For one thing, I was already completely tainted by the world, so there was now no more hope for me.

Guilt and despair aside, I thought then that it was an unproductive doctrine based on fear.

I wanted to engage life, not hide from it, and I hoped that this authenticity, even with its scars, would be a better witness than the false front I had hidden behind earlier in my life.

Now, however, it seems that I have come almost full circle.

"If you belonged to the world, the world would love you as its own. You do not belong to the world. I have chosen you out of the world and the world hates you," Jesus says, in John 15:19

This may explain why I have been feeling as I have- I am feeling the reality of not being a part of this world.

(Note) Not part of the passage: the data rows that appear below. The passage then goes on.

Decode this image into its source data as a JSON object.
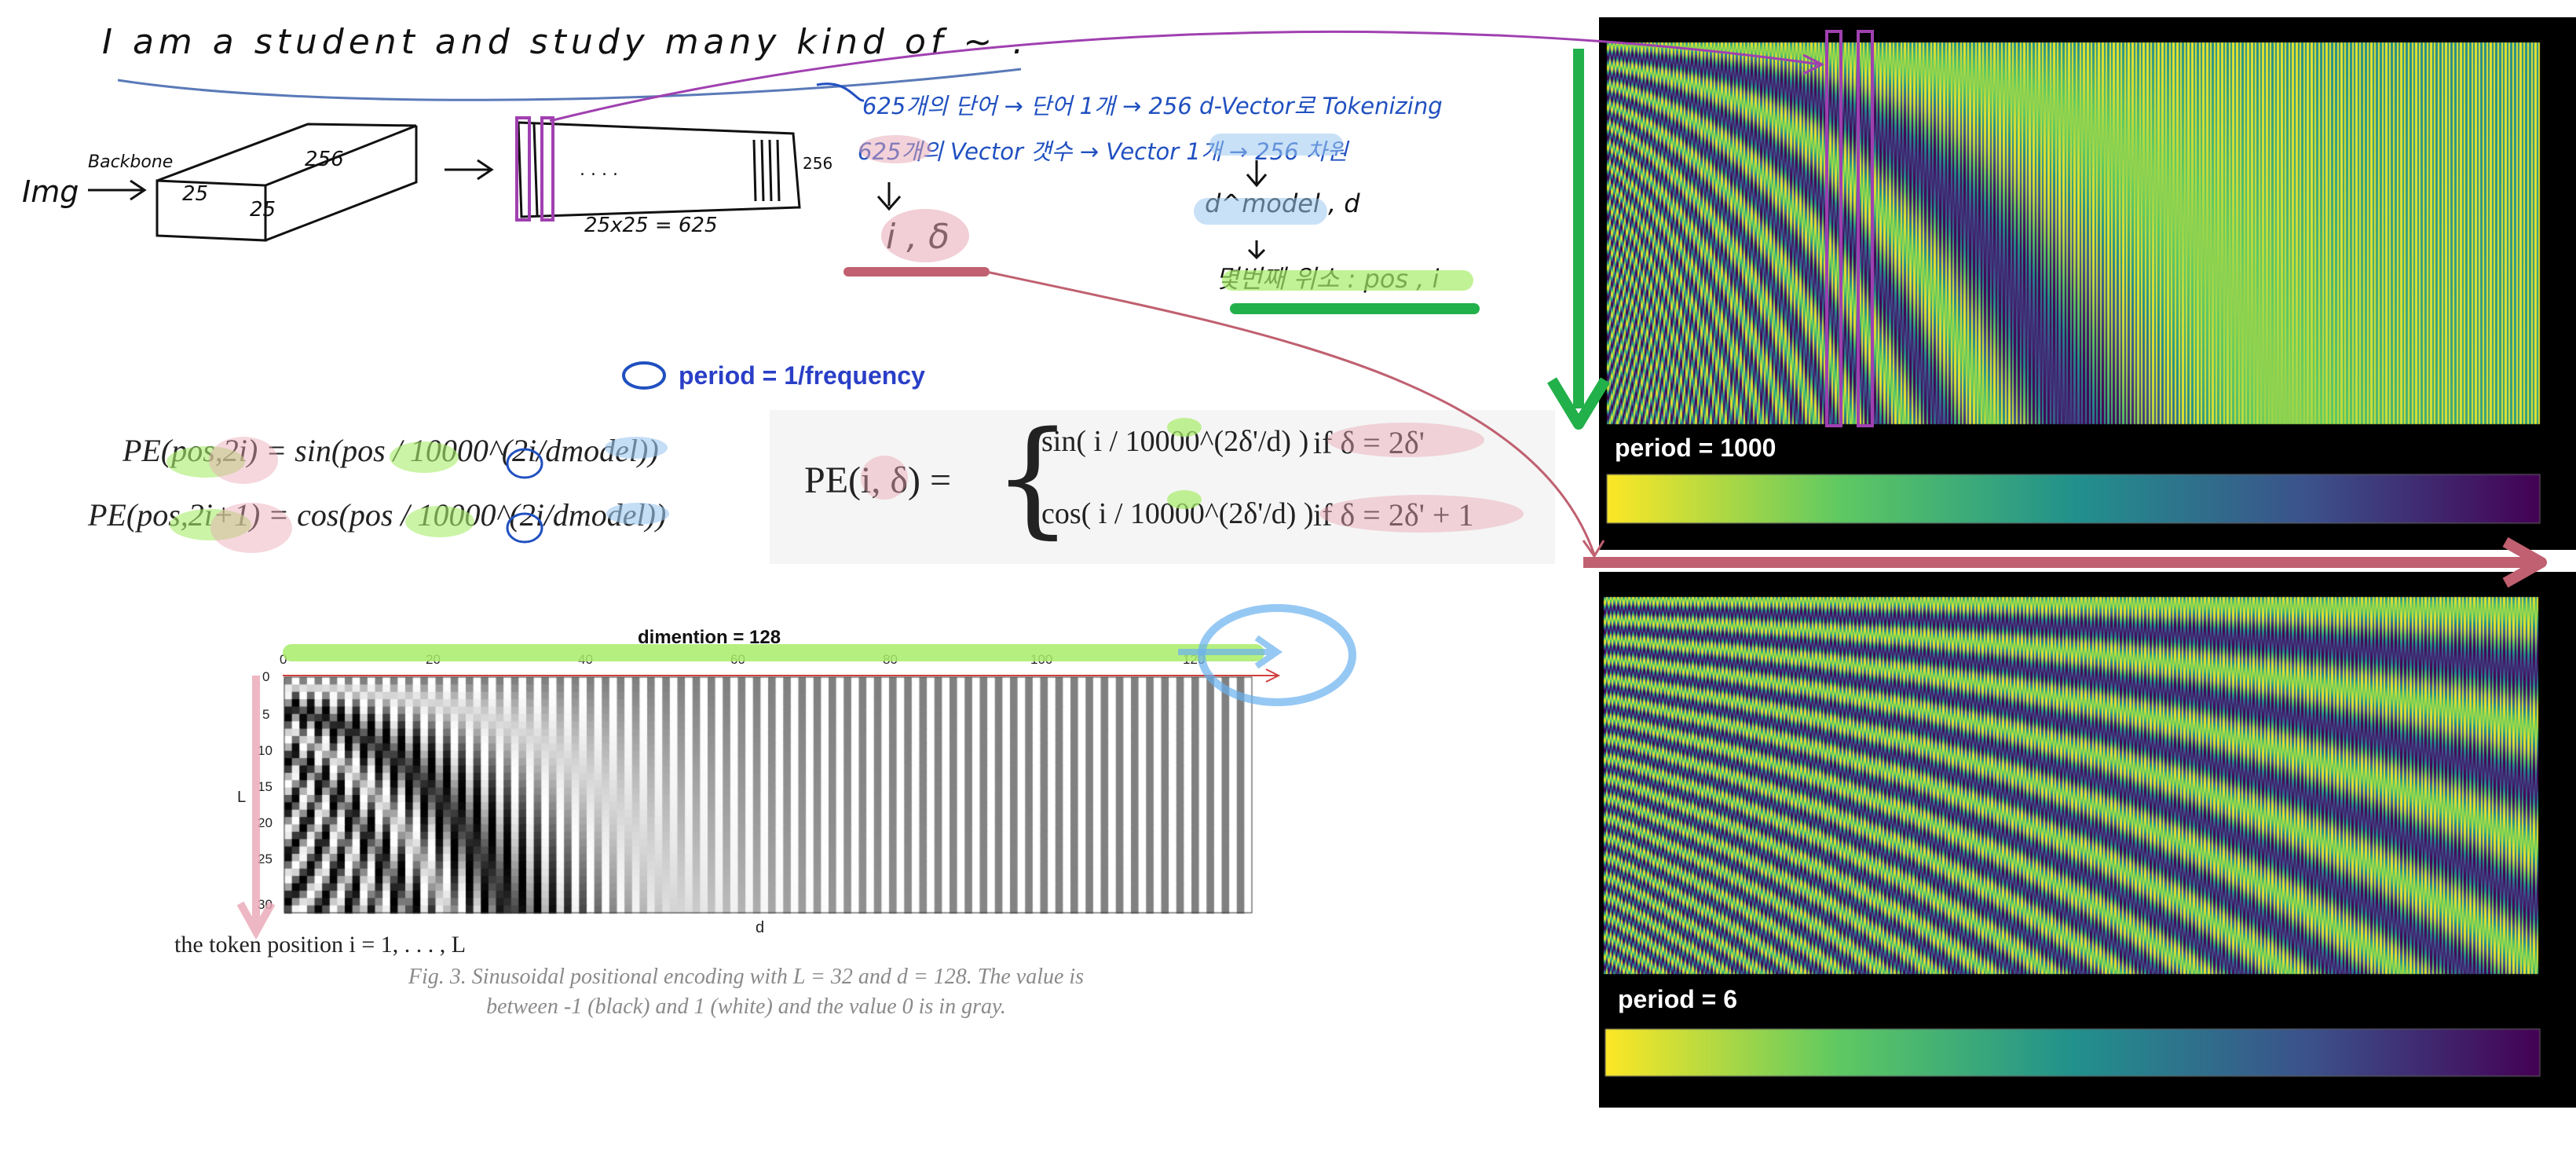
{
  "handwriting": {
    "sentence": "I am a student and study many kind of ~ .",
    "backbone": "Backbone",
    "img": "Img",
    "box_dims": [
      "256",
      "25",
      "25"
    ],
    "seq_dim": "256",
    "seq_formula": "25x25 = 625",
    "seq_dots": ". . . .",
    "korean_line1": "625개의 단어 → 단어 1개 → 256 d-Vector로 Tokenizing",
    "korean_line2": "625개의 Vector 갯수 → Vector 1개 → 256 차원",
    "i_delta": "i , δ",
    "d_model": "d^model , d",
    "position_note": "몇번째 위소 : pos , i"
  },
  "legend_note": {
    "text": "period = 1/frequency"
  },
  "equations": {
    "left_line1": "PE(pos,2i) = sin(pos / 10000^(2i/dmodel))",
    "left_line2": "PE(pos,2i+1) = cos(pos / 10000^(2i/dmodel))",
    "right_lhs": "PE(i, δ) =",
    "right_case1": "sin( i / 10000^(2δ'/d) )",
    "right_case1_cond": "if δ = 2δ'",
    "right_case2": "cos( i / 10000^(2δ'/d) )",
    "right_case2_cond": "if δ = 2δ' + 1"
  },
  "heatmap": {
    "title": "dimention = 128",
    "xlabel": "d",
    "ylabel": "L",
    "xticks": [
      "0",
      "20",
      "40",
      "60",
      "80",
      "100",
      "120"
    ],
    "yticks": [
      "0",
      "5",
      "10",
      "15",
      "20",
      "25",
      "30"
    ],
    "token_caption": "the token position i = 1, . . . , L",
    "fig_caption_line1": "Fig. 3. Sinusoidal positional encoding with L = 32 and d = 128. The value is",
    "fig_caption_line2": "between -1 (black) and 1 (white) and the value 0 is in gray."
  },
  "panels": {
    "top_label": "period = 1000",
    "bottom_label": "period = 6"
  },
  "colors": {
    "purple": "#a040b0",
    "green": "#22b04a",
    "rose": "#c06070",
    "blue_ink": "#2050c0",
    "title_blue": "#2a3fc7",
    "viridis_low": "#440154",
    "viridis_mid": "#21918c",
    "viridis_high": "#fde725",
    "panel_bg": "#000000"
  }
}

But I no longer believe that "the world" refers to pop culture, or any culture at all.

I think now that it's a spiritual reality, not a physical reality.

"I have been crucified with Christ," Paul declares, Galatians 2:20, "it is no longer I who live, but Christ lives in me; and the life which I now live in the flesh I live by faith in the Son of God, who loved me and gave Himself for me."

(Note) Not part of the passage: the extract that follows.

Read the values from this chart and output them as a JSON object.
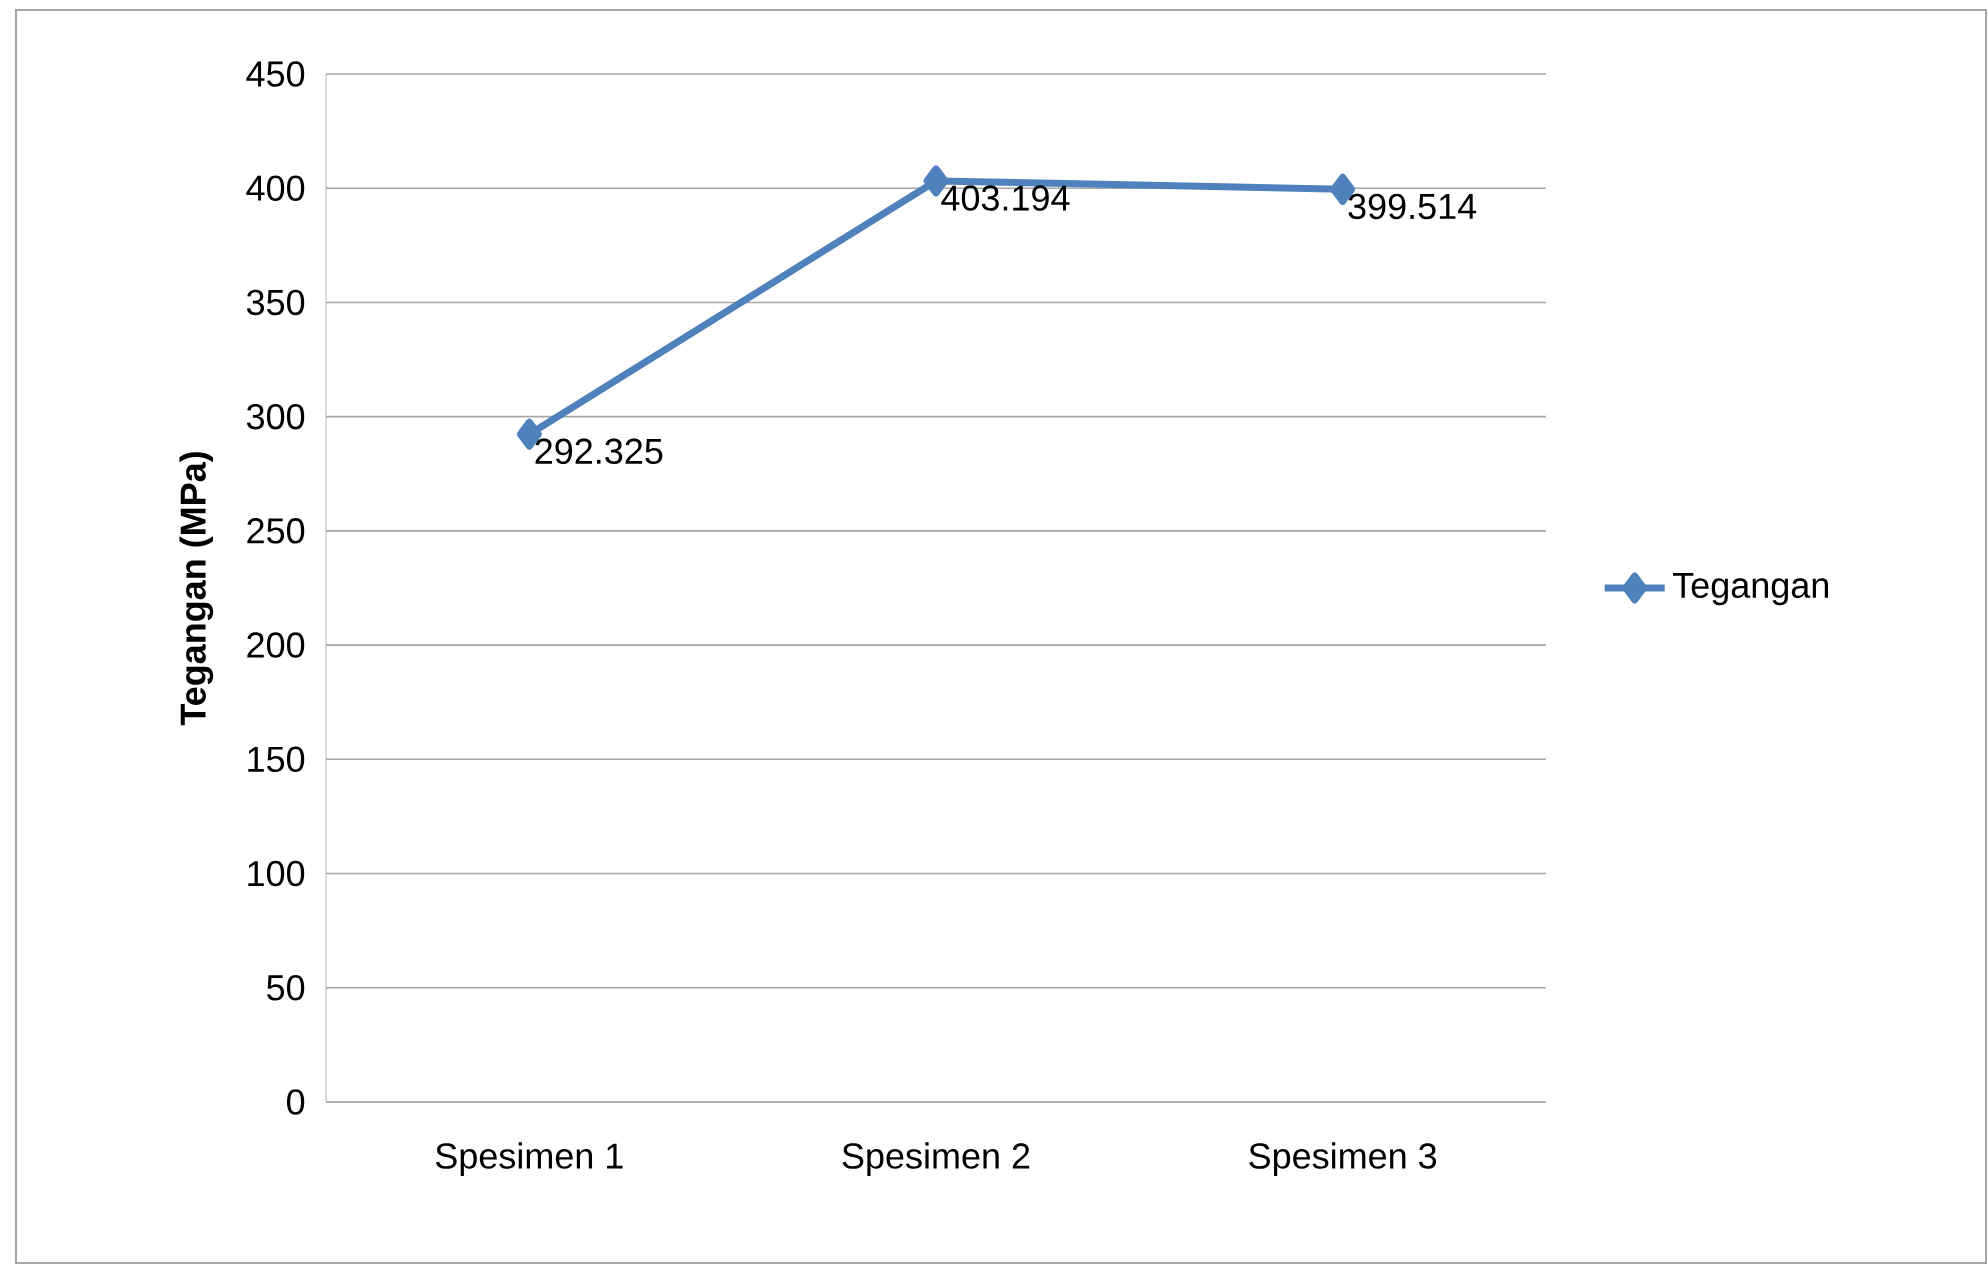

We don't live in the world, because we live in Christ. The life of Christ in us is what sets us apart, sets us free from sin and is the promise of greater things to come.

That way, we are in the world, but not of the world.

Still, I wrestle with this. My heart doesn't lie here, but how does it serve Jesus, or others, if I spend my entire life longing for some place I'm not?

I know He said that anyone who does not hate his own life is not worthy of Him, but surely He doesn't mean that literally?

Didn't Jesus come to give us life, and that more abundantly?

I was thinking about this, and it occurred to me that maybe it's our former life that we hate- the dead in our own works and lost in the dark life.

And why wouldn't we hate that life? It's a miserable way to live.

We cast that away -we lose our life- and we follow Jesus, and He gives us His life, abundantly. Along with, surprise, a fair amount of sorrow and suffering.

When I first was reading through the gospels, I noticed how many times Jesus talked about staying awake, and watching.

At one point as I was reading along, I felt Jesus check me at one of those verses.

Staying awake is not the same as staying afraid, Jesus said.

And oh my goodness! I realized that I had been doing that. Every time He said to stay awake or to watch, I myself was reading be afraid, be very afraid!

Obedient to my own incorrect interpretation, each time I read such a verse or parable, fear and dread would fill my heart.

"Well, if it doesn't mean stay afraid, what does it mean?" I asked Jesus.

But He didn't answer me then.

Now, I am wondering if maybe staying awake is to be full of longing for Jesus while at the same time, alive in His Spirit where He has planted us- here and now, in the world.

That definitely requires us to stay awake. It is impossible to live like that on autopilot.

In fact, it's impossible to live like that at all, without Him living in us.